His cunning plan is to win big at the high-roller card games at the Casino Royale. MI6’s equally implausible response is to send in James Bond, not to kill him but to beat him at cards – 007 licenced to bet – and so deprive him of his winnings and seal his fate with his Russian paymasters.

After introducing the secret agent, his world, and his martini, the first half of the book is devoted to Bond first playing roulette against the house (to warm up his gambler’s instinct and increase his stake money) then baccarat against Le Chiffre, who has ‘bought’ the bank. It reads rather like a useful primer on the two games, until the stakes rise and with them the tension.
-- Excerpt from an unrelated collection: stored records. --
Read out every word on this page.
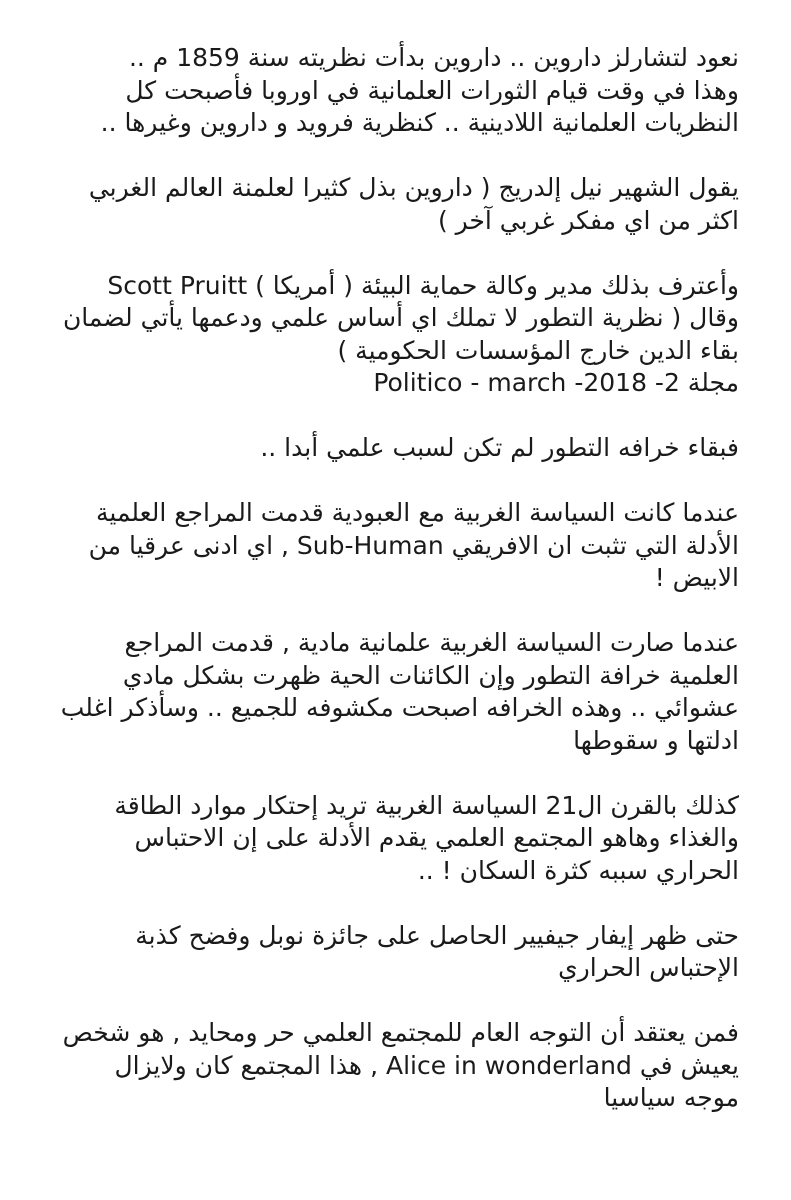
نعود لتشارلز داروين .. داروين بدأت نظريته سنة 1859 م ..
وهذا في وقت قيام الثورات العلمانية في اوروبا فأصبحت كل
النظريات العلمانية اللادينية .. كنظرية فرويد و داروين وغيرها ..
يقول الشهير نيل إلدريج ( داروين بذل كثيرا لعلمنة العالم الغربي
اكثر من اي مفكر غربي آخر )
وأعترف بذلك مدير وكالة حماية البيئة ( أمريكا ) Scott Pruitt
وقال ( نظرية التطور لا تملك اي أساس علمي ودعمها يأتي لضمان
بقاء الدين خارج المؤسسات الحكومية )
مجلة Politico - march -2018 -2
فبقاء خرافه التطور لم تكن لسبب علمي أبدا ..
عندما كانت السياسة الغربية مع العبودية قدمت المراجع العلمية
الأدلة التي تثبت ان الافريقي Sub-Human , اي ادنى عرقيا من
الابيض !
عندما صارت السياسة الغربية علمانية مادية , قدمت المراجع
العلمية خرافة التطور وإن الكائنات الحية ظهرت بشكل مادي
عشوائي .. وهذه الخرافه اصبحت مكشوفه للجميع .. وسأذكر اغلب
ادلتها و سقوطها
كذلك بالقرن ال21 السياسة الغربية تريد إحتكار موارد الطاقة
والغذاء وهاهو المجتمع العلمي يقدم الأدلة على إن الاحتباس
الحراري سببه كثرة السكان ! ..
حتى ظهر إيفار جيفيير الحاصل على جائزة نوبل وفضح كذبة
الإحتباس الحراري
فمن يعتقد أن التوجه العام للمجتمع العلمي حر ومحايد , هو شخص
يعيش في Alice in wonderland , هذا المجتمع كان ولايزال
موجه سياسيا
The aftermath of the game is more typical 007 action – damsel in distress, car chase, violence, mayhem and teeth-gritting resilience from Bond.
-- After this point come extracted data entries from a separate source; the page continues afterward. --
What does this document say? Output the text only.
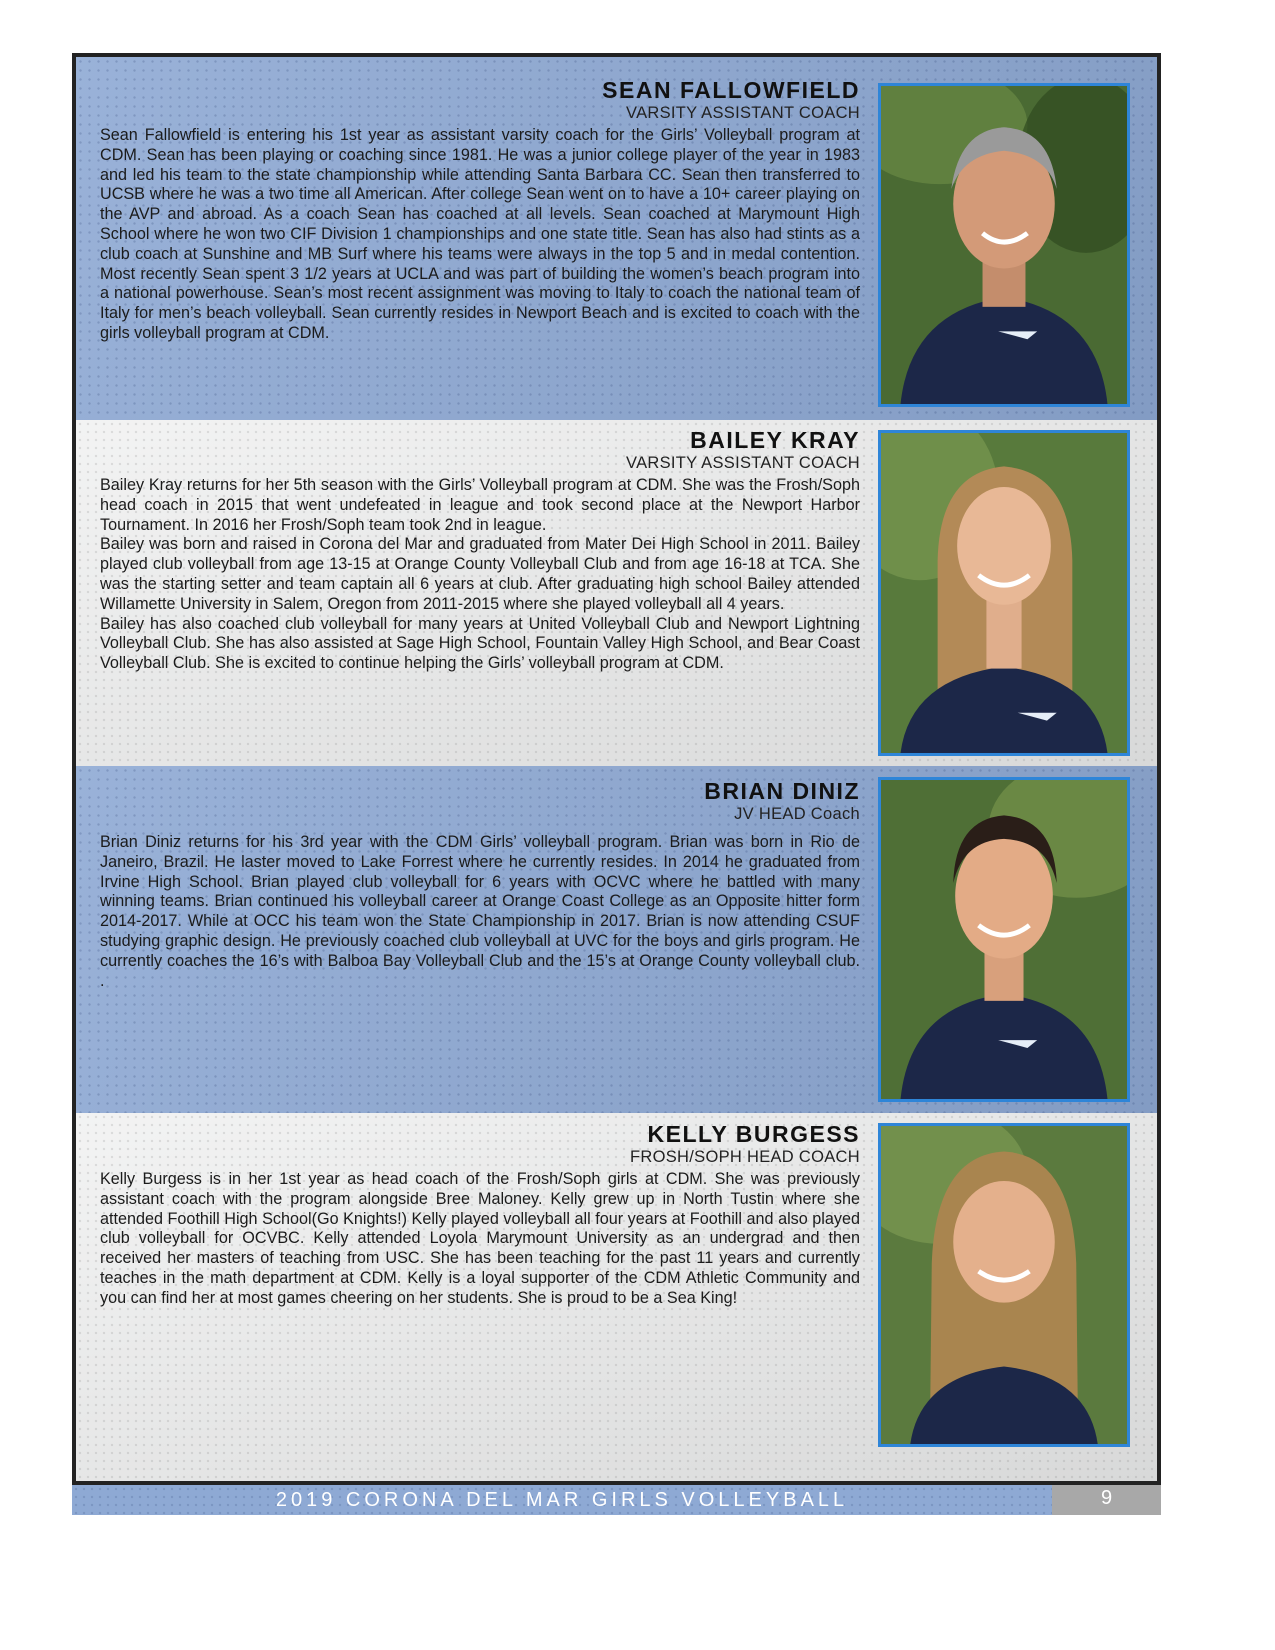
SEAN FALLOWFIELD
VARSITY ASSISTANT COACH
Sean Fallowfield is entering his 1st year as assistant varsity coach for the Girls’ Volleyball program at CDM. Sean has been playing or coaching since 1981. He was a junior college player of the year in 1983 and led his team to the state championship while attending Santa Barbara CC. Sean then transferred to UCSB where he was a two time all American. After college Sean went on to have a 10+ career playing on the AVP and abroad. As a coach Sean has coached at all levels. Sean coached at Marymount High School where he won two CIF Division 1 championships and one state title. Sean has also had stints as a club coach at Sunshine and MB Surf where his teams were always in the top 5 and in medal contention. Most recently Sean spent 3 1/2 years at UCLA and was part of building the women’s beach program into a national powerhouse. Sean’s most recent assignment was moving to Italy to coach the national team of Italy for men’s beach volleyball. Sean currently resides in Newport Beach and is excited to coach with the girls volleyball program at CDM.
BAILEY KRAY
VARSITY ASSISTANT COACH
Bailey Kray returns for her 5th season with the Girls’ Volleyball program at CDM. She was the Frosh/Soph head coach in 2015 that went undefeated in league and took second place at the Newport Harbor Tournament. In 2016 her Frosh/Soph team took 2nd in league.
Bailey was born and raised in Corona del Mar and graduated from Mater Dei High School in 2011. Bailey played club volleyball from age 13-15 at Orange County Volleyball Club and from age 16-18 at TCA. She was the starting setter and team captain all 6 years at club. After graduating high school Bailey attended Willamette University in Salem, Oregon from 2011-2015 where she played volleyball all 4 years.
Bailey has also coached club volleyball for many years at United Volleyball Club and Newport Lightning Volleyball Club. She has also assisted at Sage High School, Fountain Valley High School, and Bear Coast Volleyball Club. She is excited to continue helping the Girls’ volleyball program at CDM.
BRIAN DINIZ
JV HEAD Coach
Brian Diniz returns for his 3rd year with the CDM Girls’ volleyball program. Brian was born in Rio de Janeiro, Brazil. He laster moved to Lake Forrest where he currently resides. In 2014 he graduated from Irvine High School. Brian played club volleyball for 6 years with OCVC where he battled with many winning teams. Brian continued his volleyball career at Orange Coast College as an Opposite hitter form 2014-2017. While at OCC his team won the State Championship in 2017. Brian is now attending CSUF studying graphic design. He previously coached club volleyball at UVC for the boys and girls program. He currently coaches the 16’s with Balboa Bay Volleyball Club and the 15’s at Orange County volleyball club. .
KELLY BURGESS
FROSH/SOPH HEAD COACH
Kelly Burgess is in her 1st year as head coach of the Frosh/Soph girls at CDM. She was previously assistant coach with the program alongside Bree Maloney. Kelly grew up in North Tustin where she attended Foothill High School(Go Knights!) Kelly played volleyball all four years at Foothill and also played club volleyball for OCVBC. Kelly attended Loyola Marymount University as an undergrad and then received her masters of teaching from USC. She has been teaching for the past 11 years and currently teaches in the math department at CDM. Kelly is a loyal supporter of the CDM Athletic Community and you can find her at most games cheering on her students. She is proud to be a Sea King!
2019 CORONA DEL MAR GIRLS VOLLEYBALL	9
Damsel (Vesper Lynd) rescued (surely no spoiler that), James extracts his due and it his attitude to her throughout that is hard to take in these enlightened times, but sadly is probably accurate for then.

So it is a quick easy read; uncomfortably violent and sexist in places but good to tick off the original Bond book, and that box in the reading challenge.

13 June 2015

The State of Africa – Martin Meredith

Part of the ‘Into and out of Africa’ reading journey, this ambitious single volume (albeit 700 page) history covers events in Africa since its emergence from colonial rule in the 1950’s.

While each chapter forms a self-contained account of a state or region over one of its significant periods, they build up (roughly chronologically) to form a continuous narrative for the continent.

From the narrative, themes emerge: the successful efforts to achieve self-rule; the emergence in power of the ‘Big Men’ (often those who had led the fight for freedom); the same Big Men’s slide into corruption, the feathering of nests, and in some cases the near bankruptcy of the country as immense natural resources were plundered for personal gain. Tribal strife, religious conflict and the conduct of the cold war by proxy also contributed to the disorder and violence. These all exacerbated the effects of natural perils such as poverty, drought, famine and AIDS.

Unsurprisingly it is a bleak picture and Meredith pulls no punches apportioning blame; but he backs up his views with compelling evidence and mind-boggling statistics. Key events are related in fascinating detail and black & white photos are provided of the main protagonists, yet the broad sweep is never lost.

It may have been an ambitious project but it succeeds magnificently.

05 June 2015

The Banks of Certain Rivers – Jon Harrison

Neil Kazenzakis’s life is back in equilibrium. It has taken a few years for him and his son Chris to recover from the shock of losing their respective wife and mother. Wendy is not dead, nor missing, but is in a vegetative state following an accident, lying unresponsive in a long term care facility.

Neil teaches high school where Chris is in his final year and considering college options. Neil runs; Chris is keen on basketball; both like to sail on Lake Michigan adjacent to their house. They get on well but Neil has found a new love – Lauren – about whom he feels some guilt and so he is keeping it a secret, especially from Chris. He knows he should tell him soon – but why rock the boat just yet?

To extend the metaphor, the boat gets rocked for him: relations with Lauren take an unexpected turn; and his intervention to break up a fight on campus gets misrepresented with potentially serious repercussions. If he loses his job he loses his health insurance that is funding Wendy’s care. Under these pressures even the father son bond begins to crack.

In classic style the present day events are interspersed with Neil’s memories – courtship, marriage, family life, the accident and the aftermath. And while the first half of the book is fairly bland fair-weather stuff, the second half is stormy weather with drama and tension.

Apart from the engaging storyline the book has plenty to say about secrets and lies, trust and betrayal, mistakes and forgiveness, and fathers and sons, providing a decent read for 99p on kindle.